Lesson 1: Take Advantage of Downtime
Aki believes everyone should embrace downtime because it allows you “to just be.” It allows your mind to be free and thus open to new ideas.
“I spent a little too much time pining [away] for my life back in New York and [during the] early social media days where I could see everyone doing stuff, and I just wasn’t a part of it. I regret my attitude during that early time because… I really could have spent it exploring [Paris].”
The downtime of being a flaneur, “someone who loafs about, who roams without a purpose on purpose,” and having her first child led Aki to start her expat moms in Paris blog. Though the blog shuttered, the experience taught her how to build a website, learn photography, hone her writing skills, spot serendipitous opportunities, and go for it.
Lesson 2: Explore New Paths… &
Be Willing to Pivot
Upon her return to Paris, and amidst her professional explorations, Aki decided to write a book about Jean Patou. At the same time, a friend approached her about collaborating on a Where’s Waldo–type of book about Karl Lagerfeld. Aki called an agent in the US about her original book idea, and the Lagerfeld project came up in the discussion. She never secured a book deal on Patou, but she and her friend did get one for Where’s Karl?, which was published in 2015.
Similarly, Aki had to make an operational pivot for Madame de la Maison. The company had both a styling and product rental business but Aki decided the rental part of the business needed to go. “I’m more passionate about creating and finding beautiful objects,” Aki explains. “I’m less passionate about the logistics of lifting a million heavy boxes and carting them from one side of town to the other.”

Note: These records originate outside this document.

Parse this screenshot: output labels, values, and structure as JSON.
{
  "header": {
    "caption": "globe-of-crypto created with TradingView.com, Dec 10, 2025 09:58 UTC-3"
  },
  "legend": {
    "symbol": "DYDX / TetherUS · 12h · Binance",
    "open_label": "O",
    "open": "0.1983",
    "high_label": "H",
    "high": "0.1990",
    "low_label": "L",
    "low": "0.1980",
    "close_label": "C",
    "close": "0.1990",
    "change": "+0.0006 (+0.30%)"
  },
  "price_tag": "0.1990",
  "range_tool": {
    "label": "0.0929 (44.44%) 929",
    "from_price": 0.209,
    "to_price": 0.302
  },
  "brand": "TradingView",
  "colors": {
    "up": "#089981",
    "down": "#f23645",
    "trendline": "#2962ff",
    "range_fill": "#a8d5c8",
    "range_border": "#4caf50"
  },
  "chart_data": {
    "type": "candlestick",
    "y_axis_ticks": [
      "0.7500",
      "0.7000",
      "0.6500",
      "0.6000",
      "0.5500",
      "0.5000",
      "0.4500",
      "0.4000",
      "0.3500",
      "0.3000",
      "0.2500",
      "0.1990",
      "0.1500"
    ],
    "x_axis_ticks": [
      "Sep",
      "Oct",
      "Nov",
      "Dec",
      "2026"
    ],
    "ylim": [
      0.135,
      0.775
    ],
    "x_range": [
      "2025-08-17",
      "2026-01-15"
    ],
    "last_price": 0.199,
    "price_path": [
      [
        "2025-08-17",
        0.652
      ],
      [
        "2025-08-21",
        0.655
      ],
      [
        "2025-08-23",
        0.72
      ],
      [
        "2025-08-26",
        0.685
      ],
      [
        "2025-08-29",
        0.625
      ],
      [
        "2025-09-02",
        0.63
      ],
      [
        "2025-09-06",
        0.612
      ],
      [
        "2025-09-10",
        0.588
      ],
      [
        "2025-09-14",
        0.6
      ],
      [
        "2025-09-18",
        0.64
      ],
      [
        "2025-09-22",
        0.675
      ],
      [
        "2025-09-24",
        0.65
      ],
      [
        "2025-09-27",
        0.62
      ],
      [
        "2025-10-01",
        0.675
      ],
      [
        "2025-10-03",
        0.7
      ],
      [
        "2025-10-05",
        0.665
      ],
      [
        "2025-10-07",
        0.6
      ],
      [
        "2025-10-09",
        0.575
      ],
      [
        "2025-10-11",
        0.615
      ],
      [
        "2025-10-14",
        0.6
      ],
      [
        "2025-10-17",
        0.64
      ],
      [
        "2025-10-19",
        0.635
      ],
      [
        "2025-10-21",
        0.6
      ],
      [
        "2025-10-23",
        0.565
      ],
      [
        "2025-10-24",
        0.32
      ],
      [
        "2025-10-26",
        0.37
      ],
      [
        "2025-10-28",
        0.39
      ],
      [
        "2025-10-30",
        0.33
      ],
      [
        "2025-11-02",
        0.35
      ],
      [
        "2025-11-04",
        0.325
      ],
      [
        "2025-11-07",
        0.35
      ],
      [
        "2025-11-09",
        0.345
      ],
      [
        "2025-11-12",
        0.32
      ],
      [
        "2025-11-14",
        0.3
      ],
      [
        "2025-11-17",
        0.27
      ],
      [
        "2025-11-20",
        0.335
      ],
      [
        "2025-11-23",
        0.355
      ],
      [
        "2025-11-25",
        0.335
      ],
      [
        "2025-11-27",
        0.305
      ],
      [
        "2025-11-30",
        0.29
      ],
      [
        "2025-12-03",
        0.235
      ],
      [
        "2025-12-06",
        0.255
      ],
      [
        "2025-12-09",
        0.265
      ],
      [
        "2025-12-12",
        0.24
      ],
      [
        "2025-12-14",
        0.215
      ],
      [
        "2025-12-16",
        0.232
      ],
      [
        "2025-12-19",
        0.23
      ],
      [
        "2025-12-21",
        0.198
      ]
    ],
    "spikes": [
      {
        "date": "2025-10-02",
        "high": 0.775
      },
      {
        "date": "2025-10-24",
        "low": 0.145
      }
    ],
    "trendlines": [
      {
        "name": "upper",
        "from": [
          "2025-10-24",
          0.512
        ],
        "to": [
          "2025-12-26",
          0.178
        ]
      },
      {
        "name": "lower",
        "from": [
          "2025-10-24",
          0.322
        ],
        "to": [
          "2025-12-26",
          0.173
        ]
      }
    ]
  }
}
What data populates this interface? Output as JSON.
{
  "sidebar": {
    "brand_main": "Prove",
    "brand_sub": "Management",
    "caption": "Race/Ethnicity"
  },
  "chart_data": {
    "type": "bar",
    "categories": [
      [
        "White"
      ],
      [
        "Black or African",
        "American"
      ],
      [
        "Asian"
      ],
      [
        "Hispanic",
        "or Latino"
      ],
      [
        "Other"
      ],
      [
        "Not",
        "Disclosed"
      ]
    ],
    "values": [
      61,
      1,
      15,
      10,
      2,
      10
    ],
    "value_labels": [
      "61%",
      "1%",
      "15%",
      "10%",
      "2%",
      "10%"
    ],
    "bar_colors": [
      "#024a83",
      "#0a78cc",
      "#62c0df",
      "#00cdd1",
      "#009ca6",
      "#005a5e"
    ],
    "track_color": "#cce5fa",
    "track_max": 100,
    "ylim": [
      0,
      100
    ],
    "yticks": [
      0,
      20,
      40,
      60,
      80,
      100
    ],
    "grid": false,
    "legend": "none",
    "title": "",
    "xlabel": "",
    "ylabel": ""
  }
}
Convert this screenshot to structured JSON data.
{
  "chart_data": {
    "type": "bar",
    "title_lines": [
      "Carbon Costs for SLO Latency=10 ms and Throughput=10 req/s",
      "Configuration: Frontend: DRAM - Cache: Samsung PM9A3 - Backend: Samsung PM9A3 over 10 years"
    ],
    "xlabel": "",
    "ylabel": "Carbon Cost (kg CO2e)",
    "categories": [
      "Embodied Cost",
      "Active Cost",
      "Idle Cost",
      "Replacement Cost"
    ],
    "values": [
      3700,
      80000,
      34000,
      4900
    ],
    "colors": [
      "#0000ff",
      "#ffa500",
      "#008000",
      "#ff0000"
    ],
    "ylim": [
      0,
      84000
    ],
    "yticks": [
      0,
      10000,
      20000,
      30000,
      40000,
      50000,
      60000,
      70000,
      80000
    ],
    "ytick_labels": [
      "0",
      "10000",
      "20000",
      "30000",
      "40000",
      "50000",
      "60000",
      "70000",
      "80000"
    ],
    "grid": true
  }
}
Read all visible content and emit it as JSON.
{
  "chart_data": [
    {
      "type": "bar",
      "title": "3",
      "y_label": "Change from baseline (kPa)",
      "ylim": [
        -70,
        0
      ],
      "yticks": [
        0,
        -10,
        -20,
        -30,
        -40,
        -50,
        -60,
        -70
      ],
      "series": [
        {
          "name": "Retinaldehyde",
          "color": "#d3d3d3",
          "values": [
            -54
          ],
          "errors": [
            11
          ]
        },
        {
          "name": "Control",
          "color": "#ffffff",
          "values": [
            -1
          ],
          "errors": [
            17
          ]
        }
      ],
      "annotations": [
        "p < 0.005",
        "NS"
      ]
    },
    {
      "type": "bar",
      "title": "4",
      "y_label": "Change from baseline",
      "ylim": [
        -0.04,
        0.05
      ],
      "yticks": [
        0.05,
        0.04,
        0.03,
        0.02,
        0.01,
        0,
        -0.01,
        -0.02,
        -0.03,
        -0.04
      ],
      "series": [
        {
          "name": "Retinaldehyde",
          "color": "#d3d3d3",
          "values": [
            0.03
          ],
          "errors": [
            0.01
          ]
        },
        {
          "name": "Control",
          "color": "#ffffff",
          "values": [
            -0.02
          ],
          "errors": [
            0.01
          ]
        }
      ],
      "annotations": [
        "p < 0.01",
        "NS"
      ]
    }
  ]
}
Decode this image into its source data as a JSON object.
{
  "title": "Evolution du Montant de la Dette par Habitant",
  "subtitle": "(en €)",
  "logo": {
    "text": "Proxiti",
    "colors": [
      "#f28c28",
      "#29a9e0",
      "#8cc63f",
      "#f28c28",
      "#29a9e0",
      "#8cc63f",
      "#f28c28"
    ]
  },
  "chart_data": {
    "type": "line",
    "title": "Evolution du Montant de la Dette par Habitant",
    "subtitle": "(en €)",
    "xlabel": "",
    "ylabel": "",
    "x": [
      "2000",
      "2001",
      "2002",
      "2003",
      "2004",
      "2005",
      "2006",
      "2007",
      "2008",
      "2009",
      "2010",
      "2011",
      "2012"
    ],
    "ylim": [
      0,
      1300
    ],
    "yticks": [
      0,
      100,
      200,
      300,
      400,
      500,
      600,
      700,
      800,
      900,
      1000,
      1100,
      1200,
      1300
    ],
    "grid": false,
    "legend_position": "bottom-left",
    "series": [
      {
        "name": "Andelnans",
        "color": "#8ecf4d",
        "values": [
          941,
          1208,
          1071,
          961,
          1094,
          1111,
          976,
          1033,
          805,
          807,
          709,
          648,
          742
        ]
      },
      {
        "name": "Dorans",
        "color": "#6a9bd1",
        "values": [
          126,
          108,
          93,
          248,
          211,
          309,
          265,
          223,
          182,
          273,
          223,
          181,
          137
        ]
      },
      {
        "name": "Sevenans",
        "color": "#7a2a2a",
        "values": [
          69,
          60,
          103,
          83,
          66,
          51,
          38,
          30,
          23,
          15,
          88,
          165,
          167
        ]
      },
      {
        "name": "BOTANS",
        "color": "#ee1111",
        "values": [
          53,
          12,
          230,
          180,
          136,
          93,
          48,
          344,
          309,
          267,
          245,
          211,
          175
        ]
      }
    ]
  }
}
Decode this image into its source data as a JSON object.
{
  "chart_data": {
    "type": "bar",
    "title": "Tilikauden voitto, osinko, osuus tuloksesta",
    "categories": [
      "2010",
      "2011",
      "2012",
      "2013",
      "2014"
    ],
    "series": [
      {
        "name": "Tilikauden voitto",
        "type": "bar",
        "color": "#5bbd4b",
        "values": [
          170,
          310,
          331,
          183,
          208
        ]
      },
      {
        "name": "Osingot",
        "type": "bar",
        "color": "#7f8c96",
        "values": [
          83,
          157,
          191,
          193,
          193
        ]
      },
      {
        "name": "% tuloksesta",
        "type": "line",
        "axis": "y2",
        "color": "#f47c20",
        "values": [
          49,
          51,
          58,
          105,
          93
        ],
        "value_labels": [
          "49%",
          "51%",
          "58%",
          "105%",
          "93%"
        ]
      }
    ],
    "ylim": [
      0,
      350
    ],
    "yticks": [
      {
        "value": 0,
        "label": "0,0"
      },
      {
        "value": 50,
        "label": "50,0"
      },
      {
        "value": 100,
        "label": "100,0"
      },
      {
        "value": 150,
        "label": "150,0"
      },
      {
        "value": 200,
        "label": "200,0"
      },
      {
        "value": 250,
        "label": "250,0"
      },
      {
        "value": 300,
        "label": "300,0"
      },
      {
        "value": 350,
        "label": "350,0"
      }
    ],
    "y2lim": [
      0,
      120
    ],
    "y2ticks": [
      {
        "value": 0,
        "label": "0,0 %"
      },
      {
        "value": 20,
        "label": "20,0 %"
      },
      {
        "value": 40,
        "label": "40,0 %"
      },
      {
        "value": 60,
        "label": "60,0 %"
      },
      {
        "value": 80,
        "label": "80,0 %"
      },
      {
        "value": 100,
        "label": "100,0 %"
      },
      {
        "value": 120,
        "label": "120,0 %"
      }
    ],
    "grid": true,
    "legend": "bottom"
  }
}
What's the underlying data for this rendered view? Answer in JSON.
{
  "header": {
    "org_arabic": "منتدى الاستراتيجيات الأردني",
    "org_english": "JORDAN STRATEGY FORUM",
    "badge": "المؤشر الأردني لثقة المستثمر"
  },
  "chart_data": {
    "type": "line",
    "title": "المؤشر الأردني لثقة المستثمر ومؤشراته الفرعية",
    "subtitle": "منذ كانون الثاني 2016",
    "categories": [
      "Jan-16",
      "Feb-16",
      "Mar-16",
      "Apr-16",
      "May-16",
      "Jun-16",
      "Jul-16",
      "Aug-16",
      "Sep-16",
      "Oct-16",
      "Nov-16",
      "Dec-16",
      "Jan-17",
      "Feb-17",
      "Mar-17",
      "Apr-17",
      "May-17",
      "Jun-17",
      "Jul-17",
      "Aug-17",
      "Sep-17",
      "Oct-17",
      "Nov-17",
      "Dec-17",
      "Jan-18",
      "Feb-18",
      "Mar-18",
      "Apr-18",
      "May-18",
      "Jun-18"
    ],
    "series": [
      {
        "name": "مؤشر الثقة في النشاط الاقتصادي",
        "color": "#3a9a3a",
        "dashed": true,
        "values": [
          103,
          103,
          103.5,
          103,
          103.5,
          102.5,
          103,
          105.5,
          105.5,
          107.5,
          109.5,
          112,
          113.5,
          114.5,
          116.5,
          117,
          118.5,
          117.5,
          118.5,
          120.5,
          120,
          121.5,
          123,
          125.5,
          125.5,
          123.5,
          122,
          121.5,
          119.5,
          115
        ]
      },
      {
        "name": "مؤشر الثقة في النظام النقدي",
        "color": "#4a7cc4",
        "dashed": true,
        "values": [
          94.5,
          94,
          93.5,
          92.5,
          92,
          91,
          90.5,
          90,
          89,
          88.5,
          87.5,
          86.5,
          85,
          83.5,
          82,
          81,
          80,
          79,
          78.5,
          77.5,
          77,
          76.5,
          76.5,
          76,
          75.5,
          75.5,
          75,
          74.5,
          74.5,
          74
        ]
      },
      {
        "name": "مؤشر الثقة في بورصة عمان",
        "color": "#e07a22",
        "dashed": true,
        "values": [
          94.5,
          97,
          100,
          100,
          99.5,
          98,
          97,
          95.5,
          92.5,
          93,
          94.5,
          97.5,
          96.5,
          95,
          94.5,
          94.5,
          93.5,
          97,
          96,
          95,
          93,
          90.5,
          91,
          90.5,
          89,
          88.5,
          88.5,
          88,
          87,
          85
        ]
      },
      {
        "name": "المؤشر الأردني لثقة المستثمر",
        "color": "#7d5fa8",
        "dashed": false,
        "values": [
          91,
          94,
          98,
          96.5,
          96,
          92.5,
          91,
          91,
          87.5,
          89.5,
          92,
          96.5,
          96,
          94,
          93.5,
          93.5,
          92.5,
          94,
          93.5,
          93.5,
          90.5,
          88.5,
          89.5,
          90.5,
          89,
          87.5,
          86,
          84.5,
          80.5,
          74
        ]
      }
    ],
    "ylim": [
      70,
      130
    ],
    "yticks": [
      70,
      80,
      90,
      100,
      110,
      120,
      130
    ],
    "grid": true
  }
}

Lesson 3: Be Open to Discussing Your Ideas
“I think a mistake that people make is being too secretive about their career [ideas] and desires… like sharing might put them out there in a way for somebody to steal,” Aki observes. When, in fact, discussing your ideas might introduce you to the person who can give you what you need to push you in the direction you want.
This is how Aki launched her linen goods. She had reached out to a woman she had worked with, another expat, saying she wanted to discuss her business idea and valued some feedback. The other woman was excited and explained that her husband’s family were linen farmers in Normandy and that they’d surely be open to meeting with Aki. “What are the odds?” remarks Aki. “I went off to her husband’s family’s linen farm and learned everything from soup to nuts about linen and fell in love with it. They gave me contacts for all these different factories and manufacturers in France. I contacted all of them, went and got samples made, went to trade shows… and I found a supplier for my table linens, my tablecloths, and napkins.”
Lesson 4: If You Don’t Know Something… Learn It!
Aki knew her now-defunct blog needed enticing photos but she could not afford a photographer. So she taught herself photography using an SLR camera and online resources, and expanded this talent to Madame de la Maison. And many of the photos in Joie are hers.
Lesson 5: Start Before You Are Ready
After having mastered photography, Aki shot the original images for Madame de la Maison in a chateau that belonged to a friend’s aunt. She constructed her website but was hesitant about the timing of its launch. “I had been waiting and waiting. But then I heard Marie Forleo [entrepreneur and inspirational speaker] say ‘start before you’re ready.’ and I was like, I’m just going to put it up live. I emailed all my friends in November, right before Christmas, that I launched this website.” The actual launch took place in a restaurant Aki frequented, and voila — Madame de la Maison was born.